Machine Learning Engineer
Role details
Job location
Tech stack
Job description
You'll design, train, and deploy models that advance the state of the art and shape the future of communication technology. Your work will directly influence how millions of people connect and collaborate every day. You'll be part of a collaborative and inclusive team at Zoom's Karlsruhe Center of Excellence for Multilinguality, where research meets real-world impact. About the Team The Speech Processing and Machine Translation team at Zoom is dedicated to making global communication seamless. This friendly team of experienced researchers develops and deploys advanced multilingual AI systems. They combine cutting-edge AI research, scalable engineering, and user-centered innovation to build state-of-the-art speech and language processing systems. Their goal is to deliver high-quality, multimodal, real-time, and offline translations for both speech and text across Zoom's products. The team collaborates closely with various departments and teams globally within Zoom to achieve their mission. Responsibilities
- Designing, training, evaluating, and optimizing machine learning models for speech and language processing tasks. Developing scalable ML pipelines for large-scale data processing and model deployment.
- Handling, curating, and synthesizing training and testing data while automating pipelines for efficient data processing. Implementing advanced evaluation frameworks for translation scenarios, including streaming speech-to-text and speech-to-speech translation.
- Working with advanced speech synthesis systems, customizing and integrating them into existing systems to enhance performance and user experience. Collaborating with researchers and engineers to integrate models into production environments.
- Experimenting with new techniques in deep learning, LLM fine-tuning, and model alignment to drive innovation and improve system capabilities. Analyzing model performance to identify areas for continuous improvement.
- Contributing to research initiatives through prototyping, experimentation, and publishing where applicable. Maintaining high standards of code quality, reproducibility, and technical documentation.
- Engaging in cross-functional projects with global teams to deliver innovative AI solutions to market. Supporting collaboration and knowledge sharing across research and engineering teams.

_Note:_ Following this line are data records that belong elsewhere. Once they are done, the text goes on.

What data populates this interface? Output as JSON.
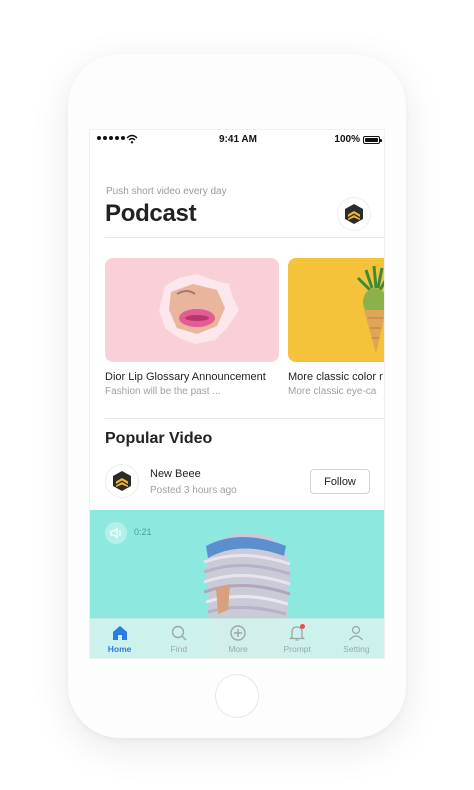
{
  "status": {
    "time": "9:41 AM",
    "battery": "100%"
  },
  "header": {
    "subtitle": "Push short video every day",
    "title": "Podcast"
  },
  "cards": [
    {
      "title": "Dior Lip Glossary Announcement",
      "subtitle": "Fashion will be the past ..."
    },
    {
      "title": "More classic color r",
      "subtitle": "More classic eye-ca"
    }
  ],
  "popular": {
    "title": "Popular Video",
    "user_name": "New Beee",
    "posted": "Posted 3 hours ago",
    "follow_label": "Follow",
    "duration": "0:21"
  },
  "tabs": [
    {
      "label": "Home",
      "icon": "home-icon",
      "active": true
    },
    {
      "label": "Find",
      "icon": "search-icon"
    },
    {
      "label": "More",
      "icon": "plus-circle-icon"
    },
    {
      "label": "Prompt",
      "icon": "bell-icon"
    },
    {
      "label": "Setting",
      "icon": "user-icon"
    }
  ],
  "colors": {
    "accent": "#2a7be4",
    "video_bg": "#8de9e0",
    "card_pink": "#f9d0d8",
    "card_yellow": "#f5c33a",
    "logo": "#f2b530"
  }
}
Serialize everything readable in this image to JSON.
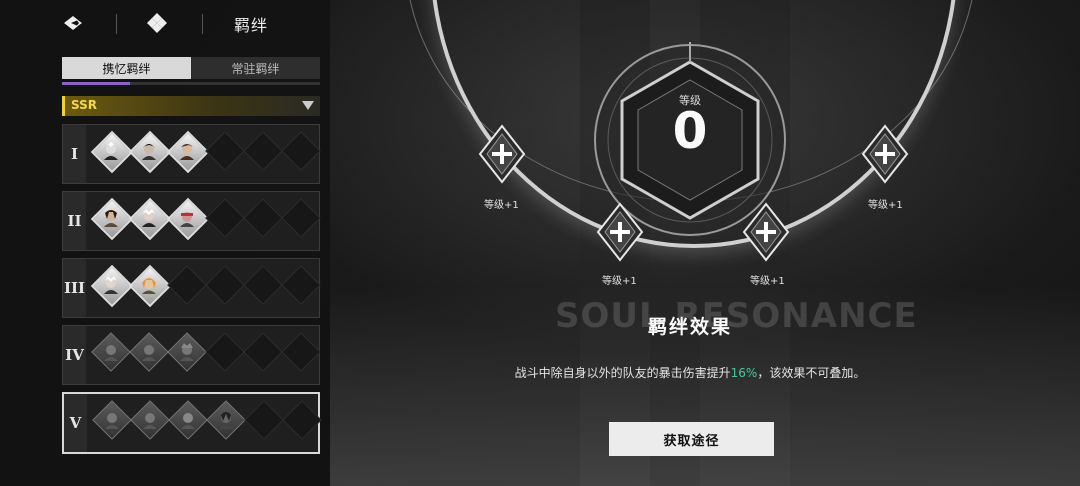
{
  "header": {
    "title": "羁绊"
  },
  "tabs": [
    {
      "label": "携忆羁绊",
      "active": true
    },
    {
      "label": "常驻羁绊",
      "active": false
    }
  ],
  "filter": {
    "selected": "SSR"
  },
  "tiers": [
    {
      "label": "I",
      "slots": [
        "filled",
        "filled",
        "filled",
        "empty",
        "empty",
        "empty"
      ]
    },
    {
      "label": "II",
      "slots": [
        "filled",
        "filled",
        "filled",
        "empty",
        "empty",
        "empty"
      ]
    },
    {
      "label": "III",
      "slots": [
        "filled",
        "filled",
        "empty",
        "empty",
        "empty",
        "empty"
      ]
    },
    {
      "label": "IV",
      "slots": [
        "gray",
        "gray",
        "gray",
        "empty",
        "empty",
        "empty"
      ]
    },
    {
      "label": "V",
      "slots": [
        "gray",
        "gray",
        "gray",
        "gray",
        "empty",
        "empty"
      ]
    }
  ],
  "resonance": {
    "level_label": "等级",
    "level_value": "0",
    "nodes": [
      {
        "caption": "等级+1"
      },
      {
        "caption": "等级+1"
      },
      {
        "caption": "等级+1"
      },
      {
        "caption": "等级+1"
      }
    ]
  },
  "watermark": "SOUL RESONANCE",
  "effect": {
    "title": "羁绊效果",
    "desc_prefix": "战斗中除自身以外的队友的暴击伤害提升",
    "desc_value": "16%",
    "desc_suffix": "，该效果不可叠加。"
  },
  "cta_label": "获取途径",
  "colors": {
    "accent_purple": "#8a63c7",
    "ssr_gold": "#f4d84a",
    "highlight_green": "#44c99c"
  }
}
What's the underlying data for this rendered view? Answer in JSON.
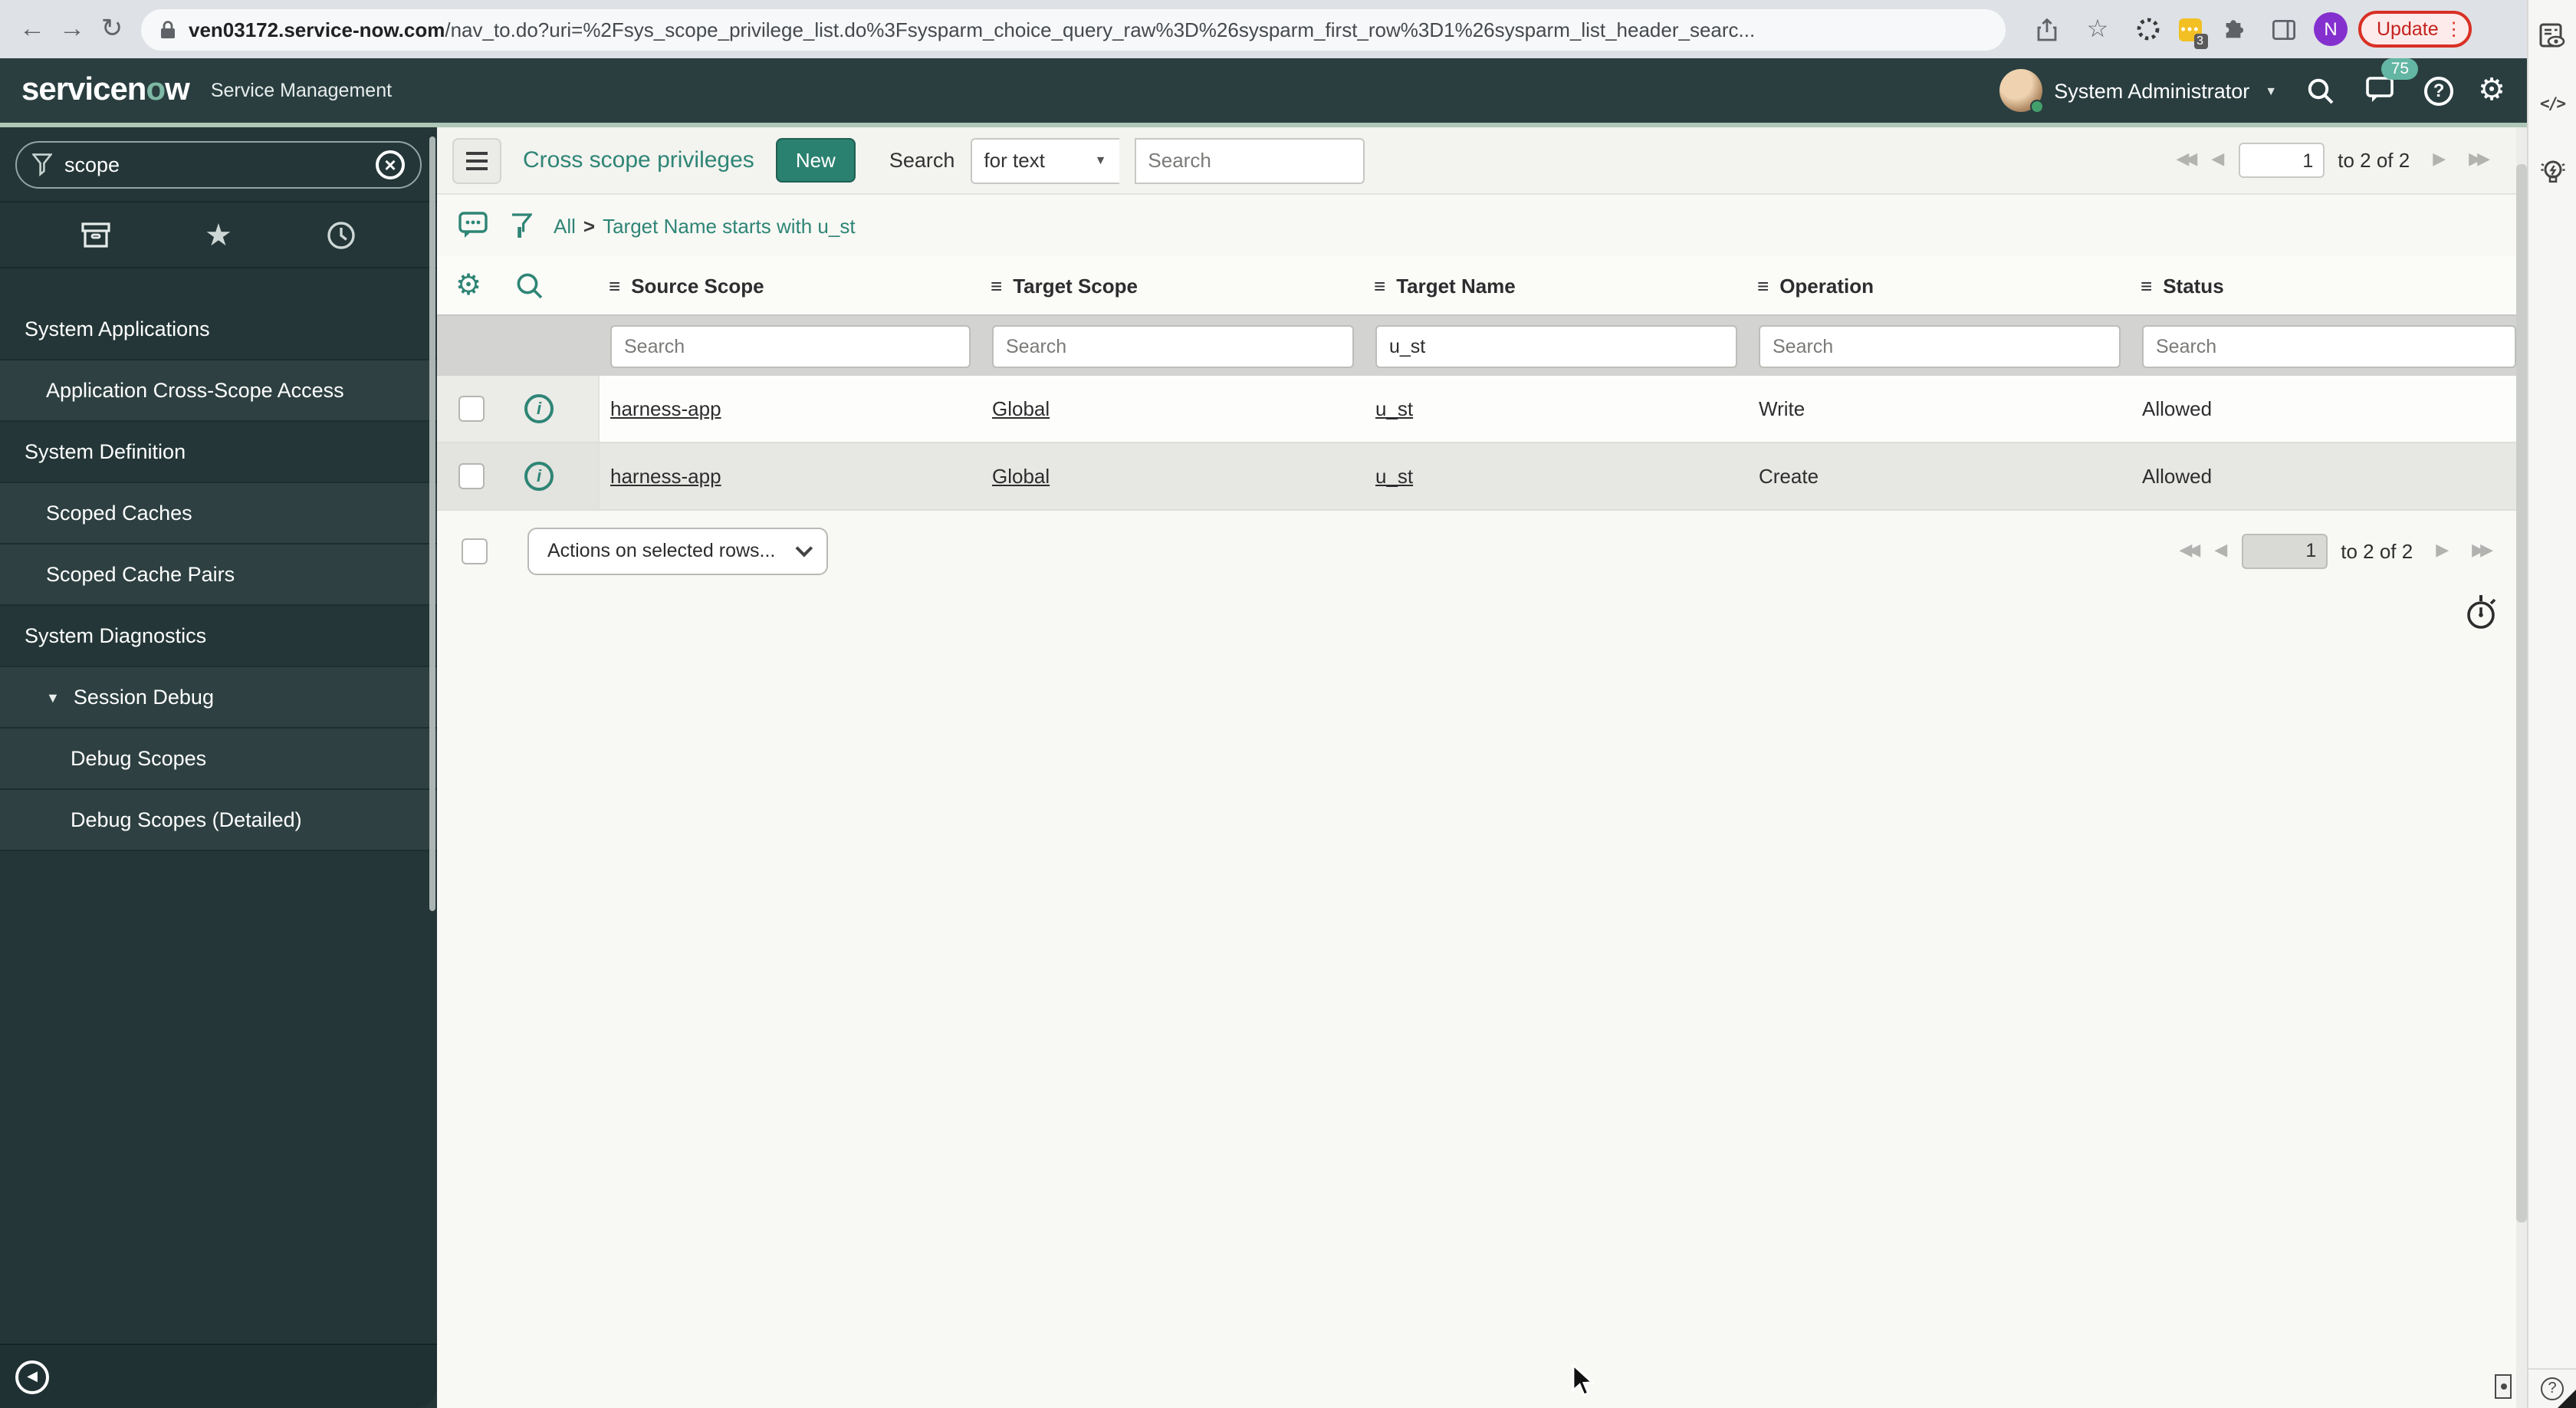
{
  "colors": {
    "accent": "#2e8575",
    "banner": "#2a3e40",
    "update_red": "#d93025"
  },
  "browser": {
    "url_host": "ven03172.service-now.com",
    "url_rest": "/nav_to.do?uri=%2Fsys_scope_privilege_list.do%3Fsysparm_choice_query_raw%3D%26sysparm_first_row%3D1%26sysparm_list_header_searc...",
    "extension_badge": "3",
    "profile_initial": "N",
    "update_label": "Update",
    "menu_glyph": "⋮"
  },
  "header": {
    "logo": {
      "pre": "servicen",
      "accent": "o",
      "post": "w"
    },
    "product": "Service Management",
    "user": "System Administrator",
    "notification_count": "75",
    "help_glyph": "?",
    "gear_glyph": "⚙"
  },
  "sidebar": {
    "filter_value": "scope",
    "clear_glyph": "×",
    "collapse_glyph": "◀",
    "items": [
      {
        "type": "header",
        "label": "System Applications"
      },
      {
        "type": "item",
        "label": "Application Cross-Scope Access",
        "indent": 1
      },
      {
        "type": "header",
        "label": "System Definition"
      },
      {
        "type": "item",
        "label": "Scoped Caches",
        "indent": 1
      },
      {
        "type": "item",
        "label": "Scoped Cache Pairs",
        "indent": 1
      },
      {
        "type": "header",
        "label": "System Diagnostics"
      },
      {
        "type": "item",
        "label": "Session Debug",
        "indent": 1,
        "caret": "▼"
      },
      {
        "type": "item",
        "label": "Debug Scopes",
        "indent": 2
      },
      {
        "type": "item",
        "label": "Debug Scopes (Detailed)",
        "indent": 2
      }
    ]
  },
  "list": {
    "title": "Cross scope privileges",
    "new_button": "New",
    "search_label": "Search",
    "search_type": "for text",
    "search_type_caret": "▼",
    "search_placeholder": "Search",
    "breadcrumb": {
      "all": "All",
      "sep": ">",
      "condition": "Target Name starts with u_st"
    },
    "columns": [
      "Source Scope",
      "Target Scope",
      "Target Name",
      "Operation",
      "Status"
    ],
    "column_bars_glyph": "≡",
    "filters": [
      {
        "placeholder": "Search",
        "value": ""
      },
      {
        "placeholder": "Search",
        "value": ""
      },
      {
        "placeholder": "Search",
        "value": "u_st"
      },
      {
        "placeholder": "Search",
        "value": ""
      },
      {
        "placeholder": "Search",
        "value": ""
      }
    ],
    "rows": [
      {
        "source_scope": "harness-app",
        "target_scope": "Global",
        "target_name": "u_st",
        "operation": "Write",
        "status": "Allowed"
      },
      {
        "source_scope": "harness-app",
        "target_scope": "Global",
        "target_name": "u_st",
        "operation": "Create",
        "status": "Allowed"
      }
    ],
    "info_glyph": "i",
    "actions_select": "Actions on selected rows...",
    "pagination": {
      "page": "1",
      "range_label": "to 2 of 2",
      "first": "◀◀",
      "prev": "◀",
      "next": "▶",
      "last": "▶▶"
    }
  },
  "strip": {
    "help_glyph": "?",
    "code_glyph": "</>"
  }
}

- Ensuring systems and processes align with organizational goals for scalability, efficiency, and innovation. Continuously refining methods to enhance model accuracy and deployment efficiency.
Requirements
- Bring 2+ years of experience; or a Master's/Ph.D. in Computer Science, Artificial Intelligence, Machine Learning, or related fields.
- Demonstrate depth and breadth in state-of-the-art machine learning methods. This includes neural network training, LLM training, and post-training techniques (e.g., preference optimization and reinforcement learning with human feedback). Consider experience with speech transcription, machine translation, speech translation or speech synthesis as advantageous, though not required.
- Show advanced coding skills in Python, C/C++, or Java.
- Apply hands-on experience with machine learning model development using frameworks such as PyTorch, TensorFlow, or JAX.
- Work with large-scale text and/or audio data processing and distributed systems.
- Use proven mathematical knowledge and understanding of machine learning and statistics.
- Contribute effectively within a team environment.
- Bring the following, which would be nice to have: experience building deep learning models in PyTorch. Train and evaluate multilingual or multimodal LLMs, and optimize distributed training on GPUs. Also, communicate clearly in writing and verbally, and have a record of publishing in top-tier conferences such as COLM, NeurIPS, ACL, EMNLP, and ICLR.
Benefits & conditions
As part of our award-winning workplace culture and commitment to delivering happiness, our benefits program offers a variety of perks, benefits, and options to help employees maintain their physical, mental, emotional, and financial health; support work-life balance; and contribute to their community in meaningful ways.